The Silsako eviction in Guwahati on February 27, which took place just before the High School Leaving Certificate test, sparked various issues of encroachment and eviction more recently. According to the Water Bodies Act (2008), the Guwahati Metropolitan Development Authority (GMDA) started the eviction process at Silsako, a wetland that is protected in Assam. But the evicted individuals questioned the authority’s decision to wait until 2023 to demarcate the line between the wetland and settlement and its silence since 2008, which has resulted in no action from the government.
The evicted family’ HSLC candidates were anxious about their examinations. During the eviction, they misplaced their reading materials and were frightened as they saw the violent eviction procedures surrounded by bulldozers and the police.
The anti-eviction protests’ catchphrases, such as “stop supporting capitalists and stop evicting the indigenous,” are an example of how “environmental conservation” is used by big corporations to their advantage through the gentrification process, which involves displacing lower-income residents with higher-income groups.

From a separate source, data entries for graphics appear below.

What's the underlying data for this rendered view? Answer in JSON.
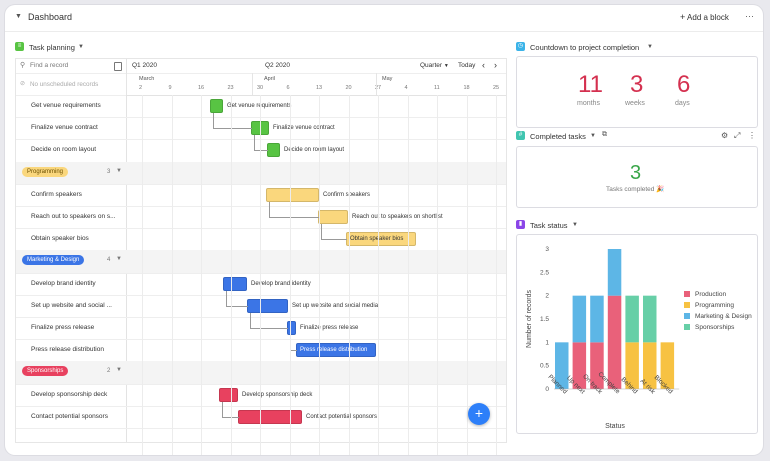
{
  "header": {
    "title": "Dashboard",
    "add_block": "Add a block",
    "more": "···"
  },
  "task_planning": {
    "title": "Task planning",
    "search_placeholder": "Find a record",
    "no_unscheduled": "No unscheduled records",
    "q1": "Q1 2020",
    "q2": "Q2 2020",
    "scale": "Quarter",
    "today": "Today",
    "months": [
      "March",
      "April",
      "May"
    ],
    "days": [
      "2",
      "9",
      "16",
      "23",
      "30",
      "6",
      "13",
      "20",
      "27",
      "4",
      "11",
      "18",
      "25"
    ],
    "rows": [
      {
        "type": "task",
        "label": "Get venue requirements"
      },
      {
        "type": "task",
        "label": "Finalize venue contract"
      },
      {
        "type": "task",
        "label": "Decide on room layout"
      },
      {
        "type": "group",
        "label": "Programming",
        "count": "3"
      },
      {
        "type": "task",
        "label": "Confirm speakers"
      },
      {
        "type": "task",
        "label": "Reach out to speakers on s..."
      },
      {
        "type": "task",
        "label": "Obtain speaker bios"
      },
      {
        "type": "group",
        "label": "Marketing & Design",
        "count": "4"
      },
      {
        "type": "task",
        "label": "Develop brand identity"
      },
      {
        "type": "task",
        "label": "Set up website and social ..."
      },
      {
        "type": "task",
        "label": "Finalize press release"
      },
      {
        "type": "task",
        "label": "Press release distribution"
      },
      {
        "type": "group",
        "label": "Sponsorships",
        "count": "2"
      },
      {
        "type": "task",
        "label": "Develop sponsorship deck"
      },
      {
        "type": "task",
        "label": "Contact potential sponsors"
      }
    ],
    "bars": [
      {
        "label": "Get venue requirements"
      },
      {
        "label": "Finalize venue contract"
      },
      {
        "label": "Decide on room layout"
      },
      {
        "label": "Confirm speakers"
      },
      {
        "label": "Reach out to speakers on shortlist"
      },
      {
        "label": "Obtain speaker bios"
      },
      {
        "label": "Develop brand identity"
      },
      {
        "label": "Set up website and social media"
      },
      {
        "label": "Finalize press release"
      },
      {
        "label": "Press release distribution"
      },
      {
        "label": "Develop sponsorship deck"
      },
      {
        "label": "Contact potential sponsors"
      }
    ],
    "colors": {
      "green": "#58c443",
      "yellow": "#fad77d",
      "blue": "#3b75e6",
      "red": "#e8415f"
    }
  },
  "countdown": {
    "title": "Countdown to project completion",
    "months_value": "11",
    "months_label": "months",
    "weeks_value": "3",
    "weeks_label": "weeks",
    "days_value": "6",
    "days_label": "days"
  },
  "completed": {
    "title": "Completed tasks",
    "value": "3",
    "label": "Tasks completed 🎉"
  },
  "task_status": {
    "title": "Task status"
  },
  "chart_data": {
    "type": "bar",
    "stacked": true,
    "xlabel": "Status",
    "ylabel": "Number of records",
    "ylim": [
      0,
      3
    ],
    "yticks": [
      "0",
      "0.5",
      "1",
      "1.5",
      "2",
      "2.5",
      "3"
    ],
    "categories": [
      "Planned",
      "Up next",
      "On track",
      "Complete",
      "Behind",
      "At risk",
      "Blocked"
    ],
    "legend_position": "right",
    "series": [
      {
        "name": "Production",
        "color": "#e9617a",
        "values": [
          0,
          1,
          1,
          2,
          0,
          0,
          0
        ]
      },
      {
        "name": "Programming",
        "color": "#f7c242",
        "values": [
          0,
          0,
          0,
          0,
          1,
          1,
          1
        ]
      },
      {
        "name": "Marketing & Design",
        "color": "#5db6e6",
        "values": [
          1,
          1,
          1,
          1,
          0,
          0,
          0
        ]
      },
      {
        "name": "Sponsorships",
        "color": "#67cfa7",
        "values": [
          0,
          0,
          0,
          0,
          1,
          1,
          0
        ]
      }
    ]
  }
}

This procedure increases Assam’s eviction execution rates while decreasing indigenous land claims.
Although the Tata Group’s Ginger Hotel, the state assembly’s residential complex, Doordarshan Kendra, and the highest literary organization Assam Sahitya Sabha are among the institutions that will be relocated, the bulk of lower-income households have really been affected by eviction. The majority of these evicted households are from indigenous groups including the Bodo, Karbi, Mishing, and Miya tribes.

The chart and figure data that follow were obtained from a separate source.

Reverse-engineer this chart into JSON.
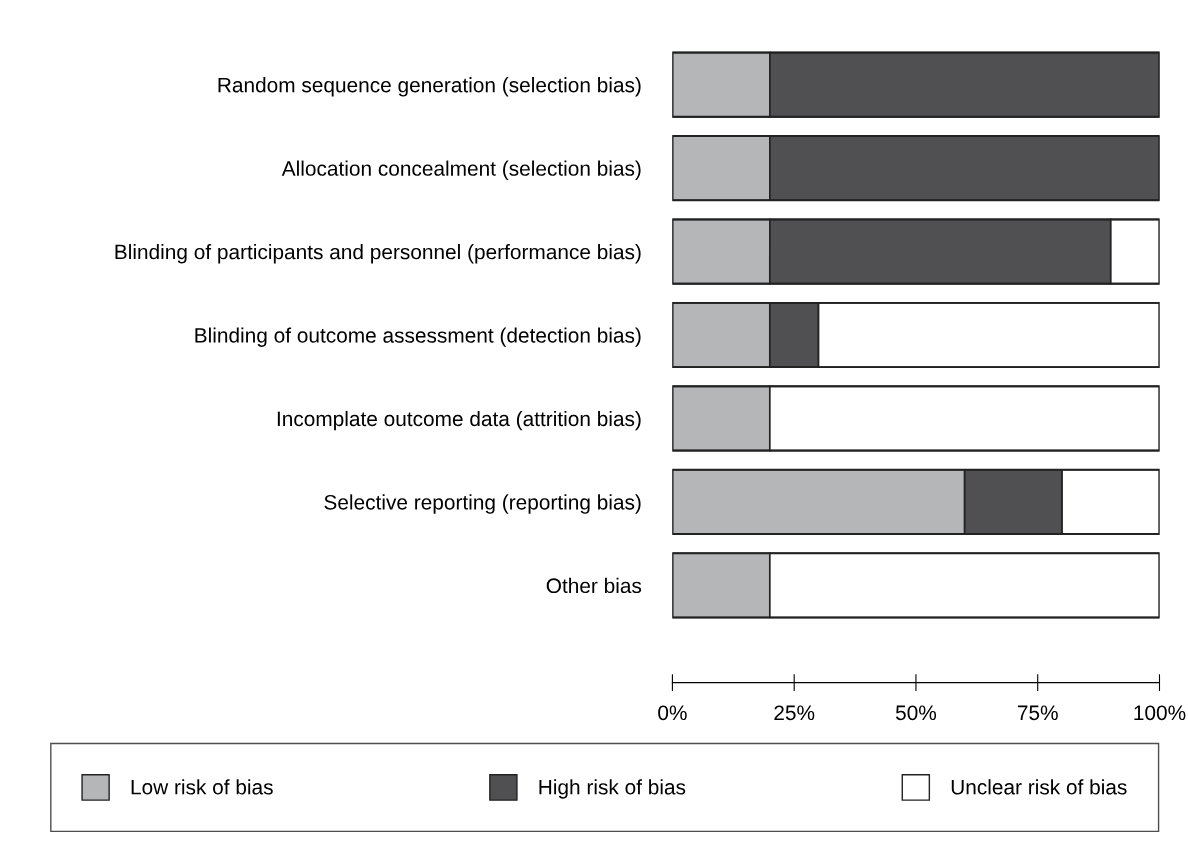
{
  "chart_data": {
    "type": "bar",
    "orientation": "horizontal",
    "stacked": true,
    "categories": [
      "Random sequence generation (selection bias)",
      "Allocation concealment (selection bias)",
      "Blinding of participants and personnel (performance bias)",
      "Blinding of outcome assessment (detection bias)",
      "Incomplate outcome data (attrition bias)",
      "Selective reporting (reporting bias)",
      "Other bias"
    ],
    "series": [
      {
        "name": "Low risk of bias",
        "color": "#b5b6b8",
        "values": [
          20,
          20,
          20,
          20,
          20,
          60,
          20
        ]
      },
      {
        "name": "High risk of bias",
        "color": "#505052",
        "values": [
          80,
          80,
          70,
          10,
          0,
          20,
          0
        ]
      },
      {
        "name": "Unclear risk of bias",
        "color": "#ffffff",
        "values": [
          0,
          0,
          10,
          70,
          80,
          20,
          80
        ]
      }
    ],
    "xlim": [
      0,
      100
    ],
    "xticks": [
      {
        "value": 0,
        "label": "0%"
      },
      {
        "value": 25,
        "label": "25%"
      },
      {
        "value": 50,
        "label": "50%"
      },
      {
        "value": 75,
        "label": "75%"
      },
      {
        "value": 100,
        "label": "100%"
      }
    ],
    "grid": false,
    "legend": "bottom"
  }
}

Moving becomes a kind of quiet aggression.
Despite the fact that the incidents are different, there is a relationship between the most recent evictions in Assam.
First off, landless indigenous and Miya groups make up the majority of eviction victims.
Second, the majority of them are from the lowest social classes.
Thirdly, and most significantly, a number of players use polarization to undermine the cohesiveness and resistance of the displaced families. It is a crucial factor in the evicted communities’ inability to organize their voices and convey their opposition on a single platform, resulting in their voices being gone in a flash.
Furthermore, Assam’s organized protest and resistance areas are being progressively repressed by the government. In the context of landlessness and conservation politics, eviction therefore takes on the form of silent violence. Some voices are calling for social justice amidst this quiet brutality. For instance, in a 19-second viral video, a seven-year-old kid requests that authorities hold off on arriving at the Silsako eviction site for 10 minutes since he has not yet packed up his belongings. In light of the politicization and polarization of evictions, how effective is the current state in delivering social justice? Given the political unrest that is now occurring in Assam, it is the most delicate subject.